Rechtspraak
Uitspraakdatum
19-06-2023
ECLI
ECLI:NL:TAHVD:2023:88
Zaaknummer
230004
Inhoudsindicatie
Appelverbod, te laat ingediend beroep. Verweerder heeft het beroepschrift niet binnen de in artikel 56 lid 1 Advocatenwet bepaalde termijn ingediend. Geen verschoonbare termijnoverschrijding. Beroep van verweerder niet-ontvankelijk.
Uitspraak
Beslissing van 19 juni 2023
in de zaak 230004
naar aanleiding van het hoger beroep van:
verweerder
tegen:
klager
1 DE PROCEDURE BIJ DE RAAD
1.1 Het hof verwijst naar de beslissing van 12 december 2022 van de Raad van Discipline (hierna: de raad) in het ressort Arnhem-Leeuwarden (zaaknummer: 22-086/AL/MN). In deze beslissing is de klacht van klager ten aanzien van klachtonderdeel a) gedeeltelijk gegrond en gedeeltelijk niet-ontvankelijk verklaard en ten aanzien van klachtonderdelen b) en c) gegrond verklaard. Aan verweerder is de maatregel van schorsing voor de duur van zes weken opgelegd. Verder is verweerder veroordeeld in de betaling van het griffierecht, reiskosten en proceskosten.
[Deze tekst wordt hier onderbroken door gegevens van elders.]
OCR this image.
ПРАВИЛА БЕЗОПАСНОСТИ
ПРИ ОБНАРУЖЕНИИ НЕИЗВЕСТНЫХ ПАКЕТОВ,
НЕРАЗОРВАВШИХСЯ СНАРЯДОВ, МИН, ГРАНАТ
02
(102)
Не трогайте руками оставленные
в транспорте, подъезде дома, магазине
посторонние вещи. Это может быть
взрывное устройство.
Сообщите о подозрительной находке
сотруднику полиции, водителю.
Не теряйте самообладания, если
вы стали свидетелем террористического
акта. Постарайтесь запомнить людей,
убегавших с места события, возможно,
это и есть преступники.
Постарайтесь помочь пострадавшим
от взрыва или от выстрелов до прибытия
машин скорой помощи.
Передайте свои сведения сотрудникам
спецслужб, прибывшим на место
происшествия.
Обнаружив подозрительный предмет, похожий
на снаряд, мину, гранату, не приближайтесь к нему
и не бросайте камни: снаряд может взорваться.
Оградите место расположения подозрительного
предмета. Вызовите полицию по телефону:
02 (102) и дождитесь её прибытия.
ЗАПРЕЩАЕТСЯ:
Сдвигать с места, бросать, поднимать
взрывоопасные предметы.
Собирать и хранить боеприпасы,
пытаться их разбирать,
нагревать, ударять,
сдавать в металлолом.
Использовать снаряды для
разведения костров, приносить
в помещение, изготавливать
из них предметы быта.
1.2 Deze beslissing is onder ECLI:NL:TADRARL:2022:358 op tuchtrecht.nl gepubliceerd.
2 DE PROCEDURE BIJ HET HOF
2.1 Het hoger beroepschrift van verweerder tegen de beslissing is op 12 januari 2023 ontvangen door de griffie van het hof.
2.2 Verder bevat het dossier van het hof:
de stukken van de raad; een e-mail van verweerder van 29 maart 2023; een e-mail van klager van 13 april 2023.
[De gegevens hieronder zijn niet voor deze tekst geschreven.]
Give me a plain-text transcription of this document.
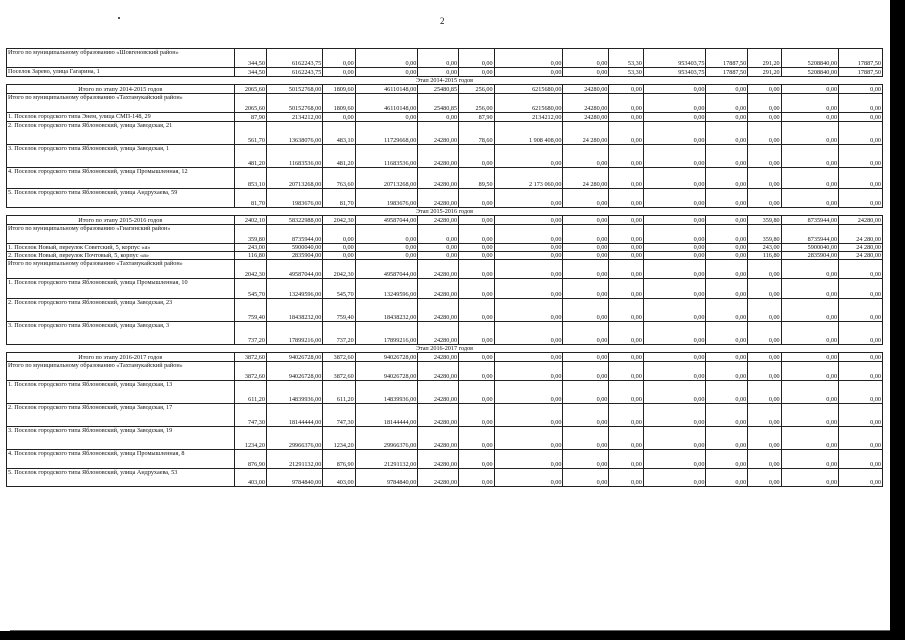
2
Итого по муниципальному образованию «Шовгеновский район»	344,50	6162243,75	0,00	0,00	0,00	0,00	0,00	0,00	53,30	953403,75	17887,50	291,20	5208840,00	17887,50

Поселок Зарево, улица Гагарина, 1	344,50	6162243,75	0,00	0,00	0,00	0,00	0,00	0,00	53,30	953403,75	17887,50	291,20	5208840,00	17887,50
Этап 2014-2015 годов														

Итого по этапу 2014-2015 годов	2065,60	50152768,00	1809,60	46110148,00	25480,85	256,00	6215680,00	24280,00	0,00	0,00	0,00	0,00	0,00	0,00

Итого по муниципальному образованию «Тахтамукайский район»	2065,60	50152768,00	1809,60	46110148,00	25480,85	256,00	6215680,00	24280,00	0,00	0,00	0,00	0,00	0,00	0,00

1. Поселок городского типа Энем, улица СМП-148, 29	87,90	2134212,00	0,00	0,00	0,00	87,90	2134212,00	24280,00	0,00	0,00	0,00	0,00	0,00	0,00

2. Поселок городского типа Яблоновский, улица Заводская, 21	561,70	13638076,00	483,10	11729668,00	24280,00	78,60	1 908 408,00	24 280,00	0,00	0,00	0,00	0,00	0,00	0,00

3. Поселок городского типа Яблоновский, улица Заводская, 1	481,20	11683536,00	481,20	11683536,00	24280,00	0,00	0,00	0,00	0,00	0,00	0,00	0,00	0,00	0,00

4. Поселок городского типа Яблоновский, улица Промышленная, 12	853,10	20713268,00	763,60	20713268,00	24280,00	89,50	2 173 060,00	24 280,00	0,00	0,00	0,00	0,00	0,00	0,00

5. Поселок городского типа Яблоновский, улица Андрухаева, 59	81,70	1983676,00	81,70	1983676,00	24280,00	0,00	0,00	0,00	0,00	0,00	0,00	0,00	0,00	0,00
Этап 2015-2016 годов														

Итого по этапу 2015-2016 годов	2402,10	58322988,00	2042,30	49587044,00	24280,00	0,00	0,00	0,00	0,00	0,00	0,00	359,80	8735944,00	24280,00

Итого по муниципальному образованию «Гиагинский район»	359,80	8735944,00	0,00	0,00	0,00	0,00	0,00	0,00	0,00	0,00	0,00	359,80	8735944,00	24 280,00

1. Поселок Новый, переулок Советский, 5, корпус «а»	243,00	5900040,00	0,00	0,00	0,00	0,00	0,00	0,00	0,00	0,00	0,00	243,00	5900040,00	24 280,00

2. Поселок Новый, переулок Почтовый, 5, корпус «а»	116,80	2835904,00	0,00	0,00	0,00	0,00	0,00	0,00	0,00	0,00	0,00	116,80	2835904,00	24 280,00

Итого по муниципальному образованию «Тахтамукайский район»	2042,30	49587044,00	2042,30	49587044,00	24280,00	0,00	0,00	0,00	0,00	0,00	0,00	0,00	0,00	0,00

1. Поселок городского типа Яблоновский, улица Промышленная, 10	545,70	13249596,00	545,70	13249596,00	24280,00	0,00	0,00	0,00	0,00	0,00	0,00	0,00	0,00	0,00

2. Поселок городского типа Яблоновский, улица Заводская, 23	759,40	18438232,00	759,40	18438232,00	24280,00	0,00	0,00	0,00	0,00	0,00	0,00	0,00	0,00	0,00

3. Поселок городского типа Яблоновский, улица Заводская, 3	737,20	17899216,00	737,20	17899216,00	24280,00	0,00	0,00	0,00	0,00	0,00	0,00	0,00	0,00	0,00
Этап 2016-2017 годов														

Итого по этапу 2016-2017 годов	3872,60	94026728,00	3872,60	94026728,00	24280,00	0,00	0,00	0,00	0,00	0,00	0,00	0,00	0,00	0,00

Итого по муниципальному образованию «Тахтамукайский район»	3872,60	94026728,00	3872,60	94026728,00	24280,00	0,00	0,00	0,00	0,00	0,00	0,00	0,00	0,00	0,00

1. Поселок городского типа Яблоновский, улица Заводская, 13	611,20	14839936,00	611,20	14839936,00	24280,00	0,00	0,00	0,00	0,00	0,00	0,00	0,00	0,00	0,00

2. Поселок городского типа Яблоновский, улица Заводская, 17	747,30	18144444,00	747,30	18144444,00	24280,00	0,00	0,00	0,00	0,00	0,00	0,00	0,00	0,00	0,00

3. Поселок городского типа Яблоновский, улица Заводская, 19	1234,20	29966376,00	1234,20	29966376,00	24280,00	0,00	0,00	0,00	0,00	0,00	0,00	0,00	0,00	0,00

4. Поселок городского типа Яблоновский, улица Промышленная, 8	876,90	21291132,00	876,90	21291132,00	24280,00	0,00	0,00	0,00	0,00	0,00	0,00	0,00	0,00	0,00

5. Поселок городского типа Яблоновский, улица Андрухаева, 53	403,00	9784840,00	403,00	9784840,00	24280,00	0,00	0,00	0,00	0,00	0,00	0,00	0,00	0,00	0,00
2.3 De zaak is in raadkamer behandeld.
3 BEOORDELING
ontvankelijkheid
3.1 Aan de orde is de ontvankelijkheid van het hoger beroep van verweerder.
overwegingen hof
3.2 Op grond van artikel 56 lid 1 Advocatenwet bedraagt de termijn om bij het hof een beroepschrift in te dienen 30 dagen na verzending van de beslissing van de raad van discipline. Het belang van rechtszekerheid brengt mee dat geen onzekerheid kan bestaan over het eindtijdstip van de appeltermijn. Deze termijn is van openbare orde en moet door het hof ambtshalve worden toegepast. In deze zaak is de beslissing onbetwist op 12 december 2023 aan verweerder verzonden. De beroepstermijn eindigde daarom op 11 januari 2023.
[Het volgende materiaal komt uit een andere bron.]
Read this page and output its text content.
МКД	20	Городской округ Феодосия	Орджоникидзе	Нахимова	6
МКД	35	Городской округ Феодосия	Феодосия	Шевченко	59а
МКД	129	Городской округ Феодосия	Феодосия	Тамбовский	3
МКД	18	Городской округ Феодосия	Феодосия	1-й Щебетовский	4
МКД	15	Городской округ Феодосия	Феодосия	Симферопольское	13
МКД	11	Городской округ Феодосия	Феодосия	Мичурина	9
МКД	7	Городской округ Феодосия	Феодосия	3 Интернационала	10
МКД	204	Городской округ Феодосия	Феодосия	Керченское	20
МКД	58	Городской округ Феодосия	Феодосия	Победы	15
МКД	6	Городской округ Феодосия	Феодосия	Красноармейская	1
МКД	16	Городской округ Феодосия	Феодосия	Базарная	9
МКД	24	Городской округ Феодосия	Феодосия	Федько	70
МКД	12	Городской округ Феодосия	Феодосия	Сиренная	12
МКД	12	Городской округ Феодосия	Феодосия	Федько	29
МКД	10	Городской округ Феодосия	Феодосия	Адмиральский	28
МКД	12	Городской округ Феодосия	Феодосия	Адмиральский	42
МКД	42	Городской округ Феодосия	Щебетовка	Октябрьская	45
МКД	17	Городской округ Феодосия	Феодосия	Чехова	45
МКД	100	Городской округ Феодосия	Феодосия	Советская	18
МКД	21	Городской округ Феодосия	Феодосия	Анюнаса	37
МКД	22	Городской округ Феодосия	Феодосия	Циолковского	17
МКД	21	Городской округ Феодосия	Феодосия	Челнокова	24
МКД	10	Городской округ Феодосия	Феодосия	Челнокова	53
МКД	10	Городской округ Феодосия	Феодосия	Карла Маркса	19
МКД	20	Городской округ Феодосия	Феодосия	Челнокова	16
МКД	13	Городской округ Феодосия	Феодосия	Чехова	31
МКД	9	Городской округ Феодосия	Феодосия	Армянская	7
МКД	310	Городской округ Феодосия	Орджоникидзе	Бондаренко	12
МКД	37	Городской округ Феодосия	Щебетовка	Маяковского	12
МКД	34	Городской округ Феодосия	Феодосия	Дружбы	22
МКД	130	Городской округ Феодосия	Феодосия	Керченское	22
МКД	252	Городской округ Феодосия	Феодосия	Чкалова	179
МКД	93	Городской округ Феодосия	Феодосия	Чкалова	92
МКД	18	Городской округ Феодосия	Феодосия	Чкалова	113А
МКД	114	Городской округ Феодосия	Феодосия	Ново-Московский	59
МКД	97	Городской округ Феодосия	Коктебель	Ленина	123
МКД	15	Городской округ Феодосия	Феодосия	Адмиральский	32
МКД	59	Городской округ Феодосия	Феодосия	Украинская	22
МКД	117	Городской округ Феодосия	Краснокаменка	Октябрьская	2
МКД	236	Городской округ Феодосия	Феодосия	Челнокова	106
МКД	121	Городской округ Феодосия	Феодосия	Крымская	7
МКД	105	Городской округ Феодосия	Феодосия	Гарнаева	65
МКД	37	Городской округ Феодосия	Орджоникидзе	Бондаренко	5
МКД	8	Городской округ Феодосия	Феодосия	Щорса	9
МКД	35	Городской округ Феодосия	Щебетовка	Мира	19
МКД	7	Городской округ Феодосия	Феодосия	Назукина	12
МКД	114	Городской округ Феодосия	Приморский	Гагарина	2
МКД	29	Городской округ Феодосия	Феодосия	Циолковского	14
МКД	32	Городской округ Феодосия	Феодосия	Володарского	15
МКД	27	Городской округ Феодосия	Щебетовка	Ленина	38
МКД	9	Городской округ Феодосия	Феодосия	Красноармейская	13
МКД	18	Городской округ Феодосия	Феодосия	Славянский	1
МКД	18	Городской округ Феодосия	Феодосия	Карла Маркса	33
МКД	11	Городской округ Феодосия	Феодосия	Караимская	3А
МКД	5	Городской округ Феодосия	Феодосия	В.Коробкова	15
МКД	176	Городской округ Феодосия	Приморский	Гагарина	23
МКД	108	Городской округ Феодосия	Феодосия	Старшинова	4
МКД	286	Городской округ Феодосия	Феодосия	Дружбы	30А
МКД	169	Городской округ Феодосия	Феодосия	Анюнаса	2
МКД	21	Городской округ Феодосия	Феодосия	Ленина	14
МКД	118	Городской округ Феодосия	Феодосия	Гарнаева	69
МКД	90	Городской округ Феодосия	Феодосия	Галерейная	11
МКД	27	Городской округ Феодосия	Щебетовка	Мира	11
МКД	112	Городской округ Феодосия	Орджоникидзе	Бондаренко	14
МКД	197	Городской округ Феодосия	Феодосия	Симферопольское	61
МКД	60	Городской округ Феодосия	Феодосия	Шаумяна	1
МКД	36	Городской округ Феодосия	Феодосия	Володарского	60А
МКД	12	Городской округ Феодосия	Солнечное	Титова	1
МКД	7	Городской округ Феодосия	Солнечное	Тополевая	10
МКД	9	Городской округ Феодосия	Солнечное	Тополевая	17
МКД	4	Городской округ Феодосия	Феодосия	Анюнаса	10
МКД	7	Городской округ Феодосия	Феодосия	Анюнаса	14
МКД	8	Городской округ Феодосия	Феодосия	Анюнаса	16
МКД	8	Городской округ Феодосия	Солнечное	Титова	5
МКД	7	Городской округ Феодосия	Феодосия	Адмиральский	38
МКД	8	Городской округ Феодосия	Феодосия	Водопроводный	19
3.3 Het beroepschrift van verweerder is door de griffie van het hof op 12 januari 2023 ontvangen en is daarmee niet binnen de in artikel 56 lid 1 bepaalde termijn ingediend. De door verweerder op 29 maart 2023 aan de griffie van het hof verzonden e-mail, waarin verweerder – kort samengevat – meldt dat het beroepschrift op 11 januari 2023 zou worden ingediend en dat dit abusievelijk een dag later is gebeurd, brengt daarin geen verandering. Deze omstandigheid levert geen verschoonbare termijnoverschrijding op.
3.4 Het hof zal beroep van verweerder niet-ontvankelijk verklaren.
4 BESLISSING
Het Hof van Discipline:
4.1 verklaart het beroep van verweerder niet-ontvankelijk.
Deze beslissing is gewezen door mr. J. Blokland, voorzitter, mrs. V. Wolting en E.C. Gelok, leden, in tegenwoordigheid van mr. M. Bijleveld, griffier, en in het openbaar uitgesproken op 19 juni 2023 .
griffier voorzitter
De beslissing is verzonden op 19 juni 2023.